Les problèmes de survie des revues ou magazines ne sont pas nouveaux. Une petite revue d’artistes éditée dans les années 80 dans la région Centre, à laquelle j’ai eu l’heur de collaborer à la courte vie, avait publié la page provocante ici montrée : MacLuhan a rapidement eut sa peau ! – et l’imprimerie mentionnée semble ne plus exister. Mais peut-être l’imprimé est-il en train de trouver des formules éditoriales qui lui permettent une nouvelle vie.

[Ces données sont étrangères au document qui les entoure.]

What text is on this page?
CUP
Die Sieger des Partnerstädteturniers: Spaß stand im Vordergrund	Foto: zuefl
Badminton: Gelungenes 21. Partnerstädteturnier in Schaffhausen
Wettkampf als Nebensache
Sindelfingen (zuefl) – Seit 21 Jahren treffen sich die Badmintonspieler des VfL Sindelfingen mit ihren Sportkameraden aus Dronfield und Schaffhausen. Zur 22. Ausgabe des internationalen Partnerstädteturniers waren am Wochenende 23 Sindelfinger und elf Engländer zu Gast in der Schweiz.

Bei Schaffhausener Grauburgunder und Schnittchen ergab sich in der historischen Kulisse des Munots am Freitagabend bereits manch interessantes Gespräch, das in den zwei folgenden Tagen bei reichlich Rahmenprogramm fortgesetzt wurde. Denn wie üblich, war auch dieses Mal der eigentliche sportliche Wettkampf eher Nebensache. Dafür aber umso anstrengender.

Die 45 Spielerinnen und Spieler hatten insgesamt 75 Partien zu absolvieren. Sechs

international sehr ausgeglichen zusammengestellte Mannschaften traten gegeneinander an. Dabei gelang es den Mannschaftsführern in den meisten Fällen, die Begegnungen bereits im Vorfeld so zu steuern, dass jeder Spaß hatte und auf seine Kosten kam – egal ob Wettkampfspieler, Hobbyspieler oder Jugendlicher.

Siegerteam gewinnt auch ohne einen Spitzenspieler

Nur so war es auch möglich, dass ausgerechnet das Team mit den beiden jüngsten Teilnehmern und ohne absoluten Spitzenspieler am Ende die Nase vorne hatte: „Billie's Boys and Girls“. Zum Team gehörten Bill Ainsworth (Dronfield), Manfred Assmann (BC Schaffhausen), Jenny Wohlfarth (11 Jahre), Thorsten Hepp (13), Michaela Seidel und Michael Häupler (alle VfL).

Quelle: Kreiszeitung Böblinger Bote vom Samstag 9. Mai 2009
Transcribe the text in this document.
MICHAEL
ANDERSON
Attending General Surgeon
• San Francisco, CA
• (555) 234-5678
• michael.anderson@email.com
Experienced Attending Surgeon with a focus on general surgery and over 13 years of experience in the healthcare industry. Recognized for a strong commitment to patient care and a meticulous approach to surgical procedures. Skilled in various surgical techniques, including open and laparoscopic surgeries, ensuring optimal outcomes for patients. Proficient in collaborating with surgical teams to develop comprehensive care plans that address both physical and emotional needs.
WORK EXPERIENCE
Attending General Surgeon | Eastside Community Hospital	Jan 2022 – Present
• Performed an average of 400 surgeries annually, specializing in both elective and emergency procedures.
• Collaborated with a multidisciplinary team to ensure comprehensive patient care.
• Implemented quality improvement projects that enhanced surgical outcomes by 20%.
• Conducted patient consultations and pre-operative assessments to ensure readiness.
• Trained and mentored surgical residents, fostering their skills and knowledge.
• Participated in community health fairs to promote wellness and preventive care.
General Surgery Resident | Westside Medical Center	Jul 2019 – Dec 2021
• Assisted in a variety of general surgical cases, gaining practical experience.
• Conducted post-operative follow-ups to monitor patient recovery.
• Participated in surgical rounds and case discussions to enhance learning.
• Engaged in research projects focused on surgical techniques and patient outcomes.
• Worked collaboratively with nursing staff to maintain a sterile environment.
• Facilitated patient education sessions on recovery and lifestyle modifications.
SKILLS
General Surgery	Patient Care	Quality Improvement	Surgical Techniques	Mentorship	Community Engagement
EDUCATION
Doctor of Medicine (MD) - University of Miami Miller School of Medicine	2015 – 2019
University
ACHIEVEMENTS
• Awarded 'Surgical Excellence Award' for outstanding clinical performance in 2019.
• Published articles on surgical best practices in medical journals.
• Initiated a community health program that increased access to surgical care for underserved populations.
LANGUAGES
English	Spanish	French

En quoi AAARG ! dont Pierrick Starsky, (rédacteur en chef) explique ici la nouvelle stratégie éditoriale, nous paraît une entreprise exemplaire à soutenir.

m.a.

AAARG

Marcel Alocco : Vous annoncez que : « AAARG! tire sa révérence avec son numéro d’hiver : Le n°11 sera le dernier numéro ».

Si j’entends bien, il ne s’agit pas d’une mise en question des contenus… dont le bilan est plutôt positif !

Pierrick Starsky :

Le bilan est positif à plus d’un titre. Succès public, succès critique, on est aujourd’hui identifié partout en France et à l’étranger. On a concrètement apporté quelque chose de neuf, un souffle nouveau qu’il manquait à la bande dessinée, et on en est assez fier.es. Ceci étant, ce pari reste une gageure d’un point de vue financier. Étant donné qu’on paye les auteurs, malgré le fait qu’on est une petite structure indé, qu’on tire beaucoup et vu la qualité de l’objet, on perd encore du fric sur ce projet, même si tout le monde nous croit plein aux as. Rétrospectivement, on sait qu’on n’aurait pas eu les épaules pour lancer tout de suite un magazine, dans le réseau presse, à notre démarrage. Clairement, aussi, même si son prix se répercute sur deux mois de lecture, sur cette version, on se ferme à une grande partie de notre lectorat, du moins pour une lecture régulière, par le prix de l’objet, d’une, et par la régularité mouvante de nos sorties, uniquement dans le réseau du livre. Il est donc temps de changer de peau, ce qu’on n’aurait pas pu faire sans notre succès, et ce qu’on doit tenter pour notre survie.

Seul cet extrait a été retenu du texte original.